Чтобы обновить концепцию журналов, к моменту смены владельца нещадно устаревшую, он проделал значительную работу по уточнению целевой аудитории. По сути, он на время переквалифицировался в социолога-маркетолога и уже через месяц досконально знал процентное соотношение мужчин и женщин (последних оказалось более 80 процентов), возрастной состав читателей, их социальное и материальное положение, количество детей и внуков, увлечения и предпочтения в самых разных областях…
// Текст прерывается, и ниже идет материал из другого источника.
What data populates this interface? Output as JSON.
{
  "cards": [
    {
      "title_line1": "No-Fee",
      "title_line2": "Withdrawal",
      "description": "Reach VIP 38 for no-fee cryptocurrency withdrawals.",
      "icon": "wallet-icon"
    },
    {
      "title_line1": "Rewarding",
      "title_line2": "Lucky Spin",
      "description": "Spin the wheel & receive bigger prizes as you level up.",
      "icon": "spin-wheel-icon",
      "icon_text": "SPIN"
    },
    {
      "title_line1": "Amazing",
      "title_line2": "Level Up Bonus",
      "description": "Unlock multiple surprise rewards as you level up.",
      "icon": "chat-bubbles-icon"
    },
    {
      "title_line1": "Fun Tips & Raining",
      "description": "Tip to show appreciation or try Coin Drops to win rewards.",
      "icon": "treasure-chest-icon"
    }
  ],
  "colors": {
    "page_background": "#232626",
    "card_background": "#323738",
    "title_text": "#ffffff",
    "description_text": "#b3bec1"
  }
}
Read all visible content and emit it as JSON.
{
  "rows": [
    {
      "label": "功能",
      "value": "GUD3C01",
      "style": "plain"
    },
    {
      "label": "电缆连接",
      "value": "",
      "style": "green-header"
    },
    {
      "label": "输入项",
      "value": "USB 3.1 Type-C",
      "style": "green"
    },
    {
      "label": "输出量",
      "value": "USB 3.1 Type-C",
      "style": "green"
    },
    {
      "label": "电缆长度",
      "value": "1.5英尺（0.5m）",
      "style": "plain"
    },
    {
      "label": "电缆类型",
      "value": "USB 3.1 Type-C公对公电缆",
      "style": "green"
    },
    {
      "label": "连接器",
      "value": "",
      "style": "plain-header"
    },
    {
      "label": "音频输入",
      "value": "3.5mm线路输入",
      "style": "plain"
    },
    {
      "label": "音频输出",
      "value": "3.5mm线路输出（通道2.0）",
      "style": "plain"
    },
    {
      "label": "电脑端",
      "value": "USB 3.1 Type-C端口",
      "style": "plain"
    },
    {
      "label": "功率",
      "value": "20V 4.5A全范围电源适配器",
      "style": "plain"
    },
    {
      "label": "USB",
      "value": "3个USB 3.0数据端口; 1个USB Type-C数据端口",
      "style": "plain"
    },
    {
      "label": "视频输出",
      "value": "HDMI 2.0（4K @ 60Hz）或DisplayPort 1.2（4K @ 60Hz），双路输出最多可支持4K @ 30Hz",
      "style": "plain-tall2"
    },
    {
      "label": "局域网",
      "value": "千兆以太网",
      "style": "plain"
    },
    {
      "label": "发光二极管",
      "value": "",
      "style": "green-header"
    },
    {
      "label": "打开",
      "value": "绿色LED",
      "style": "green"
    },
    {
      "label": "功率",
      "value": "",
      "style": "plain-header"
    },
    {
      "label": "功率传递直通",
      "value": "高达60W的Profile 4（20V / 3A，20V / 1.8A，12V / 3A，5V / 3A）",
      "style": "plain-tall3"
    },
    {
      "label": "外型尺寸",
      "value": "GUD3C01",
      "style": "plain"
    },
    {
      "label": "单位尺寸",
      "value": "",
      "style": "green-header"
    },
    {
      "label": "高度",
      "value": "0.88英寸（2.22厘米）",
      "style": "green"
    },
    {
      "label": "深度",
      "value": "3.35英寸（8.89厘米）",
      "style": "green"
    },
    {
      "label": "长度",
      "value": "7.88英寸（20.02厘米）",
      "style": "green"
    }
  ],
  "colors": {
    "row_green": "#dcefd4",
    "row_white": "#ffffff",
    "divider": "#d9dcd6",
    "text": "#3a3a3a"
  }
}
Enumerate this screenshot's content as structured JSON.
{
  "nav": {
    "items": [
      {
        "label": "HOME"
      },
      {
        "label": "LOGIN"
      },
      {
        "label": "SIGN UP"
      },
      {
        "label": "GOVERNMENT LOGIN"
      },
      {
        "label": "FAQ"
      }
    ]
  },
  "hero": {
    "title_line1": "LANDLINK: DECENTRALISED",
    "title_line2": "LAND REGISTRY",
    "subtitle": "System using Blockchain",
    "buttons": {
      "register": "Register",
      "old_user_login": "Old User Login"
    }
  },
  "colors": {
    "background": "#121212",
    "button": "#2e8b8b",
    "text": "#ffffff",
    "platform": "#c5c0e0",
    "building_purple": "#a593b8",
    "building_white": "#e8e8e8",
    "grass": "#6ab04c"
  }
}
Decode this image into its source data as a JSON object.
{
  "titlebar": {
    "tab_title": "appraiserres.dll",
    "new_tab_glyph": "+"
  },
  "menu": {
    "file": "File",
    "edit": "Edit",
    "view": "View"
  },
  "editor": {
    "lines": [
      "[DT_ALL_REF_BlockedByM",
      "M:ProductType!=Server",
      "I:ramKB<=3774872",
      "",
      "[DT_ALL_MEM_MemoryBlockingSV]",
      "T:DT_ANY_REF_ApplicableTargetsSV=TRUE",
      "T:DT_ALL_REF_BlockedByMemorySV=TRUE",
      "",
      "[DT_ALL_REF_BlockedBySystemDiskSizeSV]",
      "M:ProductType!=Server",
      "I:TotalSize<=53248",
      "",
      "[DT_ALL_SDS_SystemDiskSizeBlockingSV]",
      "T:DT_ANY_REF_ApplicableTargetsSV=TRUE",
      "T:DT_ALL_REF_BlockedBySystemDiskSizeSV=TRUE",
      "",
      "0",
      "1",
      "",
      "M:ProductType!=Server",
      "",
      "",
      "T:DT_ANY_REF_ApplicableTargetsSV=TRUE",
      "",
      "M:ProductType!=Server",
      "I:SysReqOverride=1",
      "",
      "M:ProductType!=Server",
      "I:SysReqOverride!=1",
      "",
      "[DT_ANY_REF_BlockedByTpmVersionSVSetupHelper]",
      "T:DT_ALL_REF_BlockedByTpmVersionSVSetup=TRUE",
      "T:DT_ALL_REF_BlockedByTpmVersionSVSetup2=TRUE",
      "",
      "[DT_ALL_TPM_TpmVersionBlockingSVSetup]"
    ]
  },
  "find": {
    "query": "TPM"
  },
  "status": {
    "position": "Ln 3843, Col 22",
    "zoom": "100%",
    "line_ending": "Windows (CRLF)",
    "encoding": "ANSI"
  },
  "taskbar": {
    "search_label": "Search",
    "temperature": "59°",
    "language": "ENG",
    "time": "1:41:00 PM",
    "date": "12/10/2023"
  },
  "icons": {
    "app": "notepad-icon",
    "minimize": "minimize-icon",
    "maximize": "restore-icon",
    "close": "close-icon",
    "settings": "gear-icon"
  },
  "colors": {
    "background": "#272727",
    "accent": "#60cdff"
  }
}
Проявляя невиданную (а для него вполне привычную) работоспособность, он написал материал на два номера собственноручно, чтобы сотрудникам было ясно, в каком направлении теперь двинется «корабль», какие и под каким углом поднимать «паруса» и что в «трюмах». Иногда он брал с собой на встречи того или иного молодого журналиста, расстраивался, если интервью не ладилось, и откровенно радовался, когда даже самого трудного на первый взгляд собеседника, похожего на закрытую наглухо раковину, удавалось разговорить, раскрыть. Работал он и с фотокорреспондентами, не вмешиваясь в их профессиональную кухню, но вместе с ними придумывая сюжеты, как бы сочиняя фабулы, выстраивая композиции не «через видоискатель», а с литературной точки зрения. С ним спорили, отстаивая традиции, чистоту жанра, возражая против «литературщины», — но, судя по всё более многочисленным от номера к номеру откликам читателей, а затем и росту тиражей, чаще Маркес оказывался прав. Большое внимание он уделял и работе художников, подбору картин для репродукций, дизайну вёрстки… Кое-что Маркес привнёс в мексиканские женские журналы из своей картахено-барранкильской журналистской практики. Так, например, заголовки придумывались всем миром — садились и выдавали варианты по кругу, пока не удавалось попасть в «десятку». Вместе отмечали дни рождения, праздники. Выбирали лучший материал номера, который поощрялся премией. Не стеснялись говорить друг другу в глаза «Говно ты написал, старик!» или «Старина, это гениально, нетленка!..».
У самого же Маркеса с «нетленкой» было туго: редактирование двух многостраничных, от выпуска к выпуску всё толстеющих журналов оставляло для творчества лишь несколько ночных часов, которые, впрочем, по праву принадлежали жене Мерседес.
Месяца через три журналы уже трудно было представить без Габо. Его любили, ему подражали. Работать в «Семье» и в «Это интересно всем», которые ещё недавно в журналистской тусовке считались «отстоем», становилось престижно. Сам Маркес, показав, «как надо», но считая, что журнал не должен исполняться одним автором, писал немного — передовицы, изредка эссе о городах мира, об искусстве… Но все публикуемые материалы добросовестно прочитывал и редактировал. Полгода спустя и тот и другой журнал увеличили тиражи вдвое, стоимость и объём размещаемой рекламы выросли втрое, а в рождественских номерах (где печатался главный редактор) — в семь раз!